Cumhuriyet gazetesi Genel Yayın Yönetmeni Murat Sabuncu, İcra Kurulu Başkanı Akın Atalay, muhabiri Ahmet Şık ve muhasebe çalışanı Emre İper ile Ahmet Kemal Aydoğdu'nun tutuklu olduğu 19 sanığın yargılandığı davanın 5. duruşması dün görüldü. Duruşmada Ahmet Şık'ın savunmasına ‘siyasi' olduğu gerekçesiyle izin verilmedi ve salondan atıldı. Bunun üzerine Murat Sabuncu ile Akın Atalay da savunma yapmaktan vazgeçti. Duruşmada ara kararını açıklayan mahkeme heyeti, tutuklu sanıklar Ahmet Şık, Akın Atalay, Murat Sabuncu, Ahmet Kemal Aydoğdu ve Yunus Emre İper'in tutukluluk hallerinin devamına oy çokluğuyla karar verdi.
Duruşma, 9 Mart 2018'e erteledi.
Duruşma, 9 Mart 2018'e erteledi.
‘12 EYLÜL DÖNEMİYLE POLİTİK OLARAK BENZER'
Zafer Arapkirli ile Seyr-i Sabah'ın konuğu Cumhuriyet gazetesi davasının avukatı Ayhan Erdoğan, dava ile ilgili, "Ahmet Şık'ın, Adalet ve Kalkınma Partisi (AK Parti) ile ilişkili bir konuşma yapacağı ve yargının da iktidarın denetimi altında olduğu cümlesini söylemesiyle başlayan bir sert tepkiyle karşılaştık. Siyasi bir dava olduğunda hakimler de çok iyi biliyor. Ben Ahmet'in yapmış olduğu savunmayı 12 Eylül döneminde yapılan savunmalarla mukayese ettiğimde politik olarak benzer olduğunu görüyorum. 12 Eylül'de çok daha rahat yapılabilen savunmalardı bunlar" diye konuştu.
"Savunma hakkının tümden ortadan kaldırıldığını ilan ettiler" diyen Erdoğan, "Çok daha rahat savunmasız bir yargılamayı planladılar" şeklinde konuştu.

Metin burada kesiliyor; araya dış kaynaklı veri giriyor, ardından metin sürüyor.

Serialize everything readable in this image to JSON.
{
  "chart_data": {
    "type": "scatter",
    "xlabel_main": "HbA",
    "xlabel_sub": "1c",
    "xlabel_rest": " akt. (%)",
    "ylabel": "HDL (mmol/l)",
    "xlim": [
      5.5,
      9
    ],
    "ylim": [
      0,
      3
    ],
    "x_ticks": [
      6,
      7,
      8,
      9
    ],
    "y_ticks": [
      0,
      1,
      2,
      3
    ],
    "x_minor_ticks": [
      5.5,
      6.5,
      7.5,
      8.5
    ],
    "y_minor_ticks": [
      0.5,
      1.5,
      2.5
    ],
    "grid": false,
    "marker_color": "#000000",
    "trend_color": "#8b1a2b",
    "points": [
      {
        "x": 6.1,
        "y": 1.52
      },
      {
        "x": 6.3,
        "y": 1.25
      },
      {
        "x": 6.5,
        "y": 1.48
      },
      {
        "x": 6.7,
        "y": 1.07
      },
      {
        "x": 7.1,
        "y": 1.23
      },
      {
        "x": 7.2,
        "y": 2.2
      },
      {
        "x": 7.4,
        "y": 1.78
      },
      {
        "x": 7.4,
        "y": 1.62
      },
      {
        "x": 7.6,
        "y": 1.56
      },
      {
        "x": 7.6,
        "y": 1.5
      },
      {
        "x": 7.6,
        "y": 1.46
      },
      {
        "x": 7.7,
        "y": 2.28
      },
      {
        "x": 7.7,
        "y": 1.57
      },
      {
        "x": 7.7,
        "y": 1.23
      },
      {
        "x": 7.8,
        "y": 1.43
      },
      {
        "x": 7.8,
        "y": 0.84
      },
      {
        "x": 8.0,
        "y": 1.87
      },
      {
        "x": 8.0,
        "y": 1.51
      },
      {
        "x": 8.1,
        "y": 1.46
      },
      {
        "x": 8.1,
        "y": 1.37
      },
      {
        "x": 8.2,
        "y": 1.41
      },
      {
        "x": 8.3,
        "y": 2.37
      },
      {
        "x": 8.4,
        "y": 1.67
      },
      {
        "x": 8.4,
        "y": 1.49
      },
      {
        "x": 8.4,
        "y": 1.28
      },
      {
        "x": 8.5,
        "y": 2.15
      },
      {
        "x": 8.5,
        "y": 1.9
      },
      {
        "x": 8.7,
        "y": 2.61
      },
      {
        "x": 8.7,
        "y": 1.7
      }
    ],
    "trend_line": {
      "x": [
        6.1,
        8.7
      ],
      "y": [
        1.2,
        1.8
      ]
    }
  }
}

Erdoğan'a göre geçmiş dönemlerle karşılaştırıldığında yargı, en tehlikeli ve iktidara en bağımlı olduğu dönemde.
‘12 EYLÜL FAŞİST DARBESİNDEN DAHA AĞIR BİR YARGI VE TUTUKLAMA SÜRECİ'
Olağanüstü hal (OHAL) kapsamında çıkarılan Kanun Hükmünde Kararname'de (KHK) yer alan tutuklular için 'tek tip kıyafet' uygulaması ile ilgili de değerlendirmelerde bulunan Cumhuriyet gazetesi davasının avukatı Ayhan Erdoğan, "Bu tek tip kıyafet uygulamasıyla Türkiye yeni ölümlerle yeni cezaevi olaylarıyla karşı karşıya kalacak. Türkiye tarafsız ve bağımsız bir tutum sergileyeceğine baskıyı arttıran bir yöntem seçmiş durumda. 12 Eylül döneminde bir askeri darbe olarak tanımladığımız bir görüntü vardı. Şimdi bir siyasi partinin iktidarından bahsediyoruz. Tehlikeli olan tarafı bu. Bir siyasi partinin iktidarında demokratik ilişkilerin hakim olduğu bir ortamdan bahsetmek gerekir. 12 Eylül döneminde bundan bahsedemediğimiz zaman bu tür hukuk dışılıkları ve zulmü kendi içerisinde zaten darbenin sonucu olarak görüldü. Ama burada bir faşist darbeden bahsetmeyip ama bir faşist darbeden daha ağır bir yargı ve tutuklama sürecine giriliyorsa üzerine düşünülmesi gerekir" ifadelerini kullandı.